Laurentino Gomes e sua coleção de livros sobre o período imperial do Brasil. Foto: Divulgação.

Os três livros tanto possuem caracterísitcas jornalísticas que o primeiro a ser lançado, 1808, foi vencedor da categoria livro-reportagem do 53º Prêmio Jabuti de Literatura. Uma livro-reportagem é uma vertente da escrita que une o jornalismo à literatura e o autor ainda conseguiu um gancho com a educação. Para tanto, Laurentino se valeu de diversas técnicas que adquiriu durante seus anos como repórter. O método da pesquisa e da leitura de diversas fontes foi essencial para a construção intelectual dele mesmo. Segundo Leonardo, Laurentino Gomes, no livro 1808, afirma que sua obra foi resultado de dez anos de investigação jornalística. Sem isso, ele não poderia transmitir o conhecimento com tanta facilidade através da escrita. Além disso, a presença das personagens, relatos sobre elas e suas influências o curso da história trazem um aspecto de humanização para a leitura. Todos esses últimos aparatos utilizados pelo autor são técnicas aplicáveis tanto para escritores quanto para jornalistas.

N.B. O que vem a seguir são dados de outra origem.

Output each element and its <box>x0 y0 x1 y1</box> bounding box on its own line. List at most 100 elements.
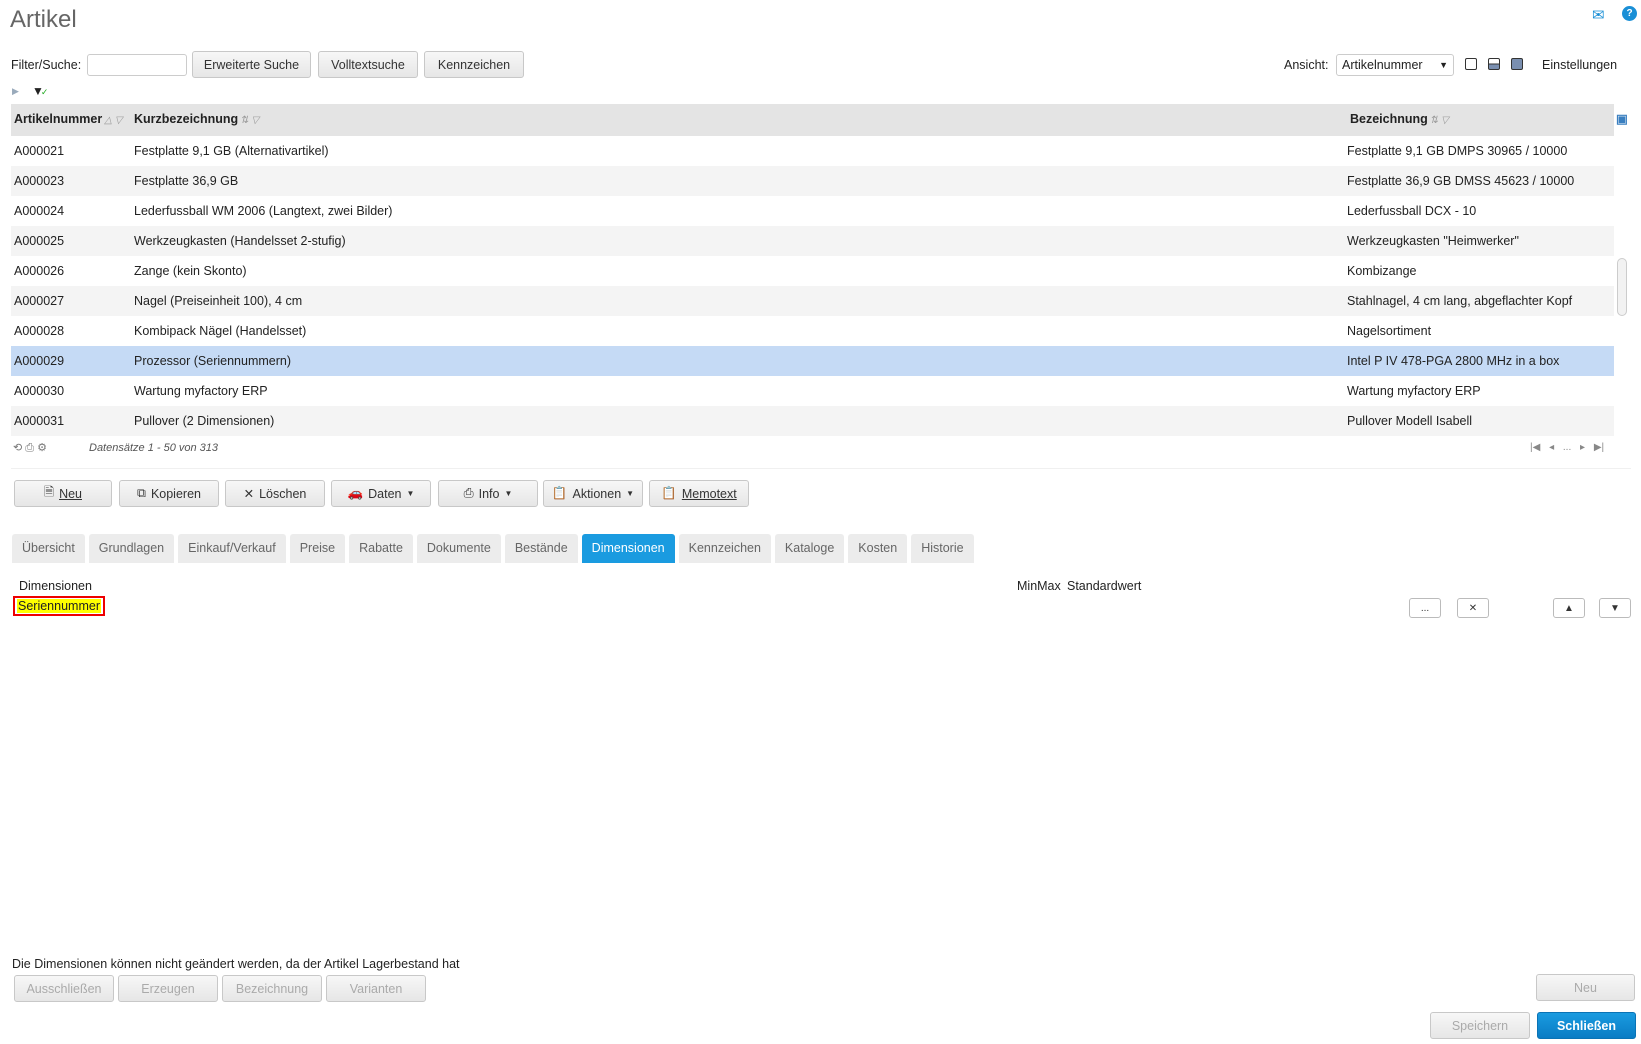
table-cell: Pullover (2 Dimensionen) <box>134 414 275 428</box>
refresh-icon[interactable]: ⟲ <box>13 442 22 454</box>
table-row[interactable]: A000026 Zange (kein Skonto) Kombizange <box>11 256 1614 286</box>
tab-historie[interactable]: Historie <box>911 534 974 563</box>
table-row[interactable]: A000031 Pullover (2 Dimensionen) Pullover … <box>11 406 1614 436</box>
table-cell: Stahlnagel, 4 cm lang, abgeflachter Kopf <box>1347 294 1573 308</box>
record-count: Datensätze 1 - 50 von 313 <box>89 442 219 454</box>
tab-kennzeichen[interactable]: Kennzeichen <box>678 534 771 563</box>
triangle-up-icon: ▲ <box>1564 602 1574 614</box>
table-cell: Festplatte 36,9 GB <box>134 174 239 188</box>
data-menu-button[interactable]: 🚗 Daten ▼ <box>331 480 431 507</box>
table-row[interactable]: A000023 Festplatte 36,9 GB Festplatte 36,9… <box>11 166 1614 196</box>
pager-ellipsis[interactable]: ... <box>1563 442 1571 453</box>
new-button[interactable]: 🗎 Neu <box>14 480 112 507</box>
minmax-label: MinMax <box>1017 579 1061 593</box>
next-page-icon[interactable]: ▸ <box>1580 442 1585 453</box>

No mercado dos historiadores, a trilogia 1808, 1822 e 1889 ganhou algumas ressalvas. “Historiadores acusam jornalistas de não fazerem história, por sua vez, jornalistas acusam historiadores de escrever uma história inacessível ao público”. No caso, há uma distinção, nem sempre tão clara, entre a função desses dois profissionais. O historiador aprofunda muito mais a sua análise dos fatos, ao invés de simplesmente expô-los. Ele toma como ponto de partida fontes de pesquisa e a realidade da época, para evitar anacronismos. Por essas razões, o tipo de texto também diverge. Sobre as visões que se têm em relação a isso, Leonardo conclui: “Deve-se compreender que ambos os profissionais são importantes em sua atuação ao divulgar ou analisar a história. O espaço ocupado pelos jornalistas-historiadores ganha mais visibilidade a cada obra lançada, cabe ao historiador avaliar criticamente esse tipo de abordagem”.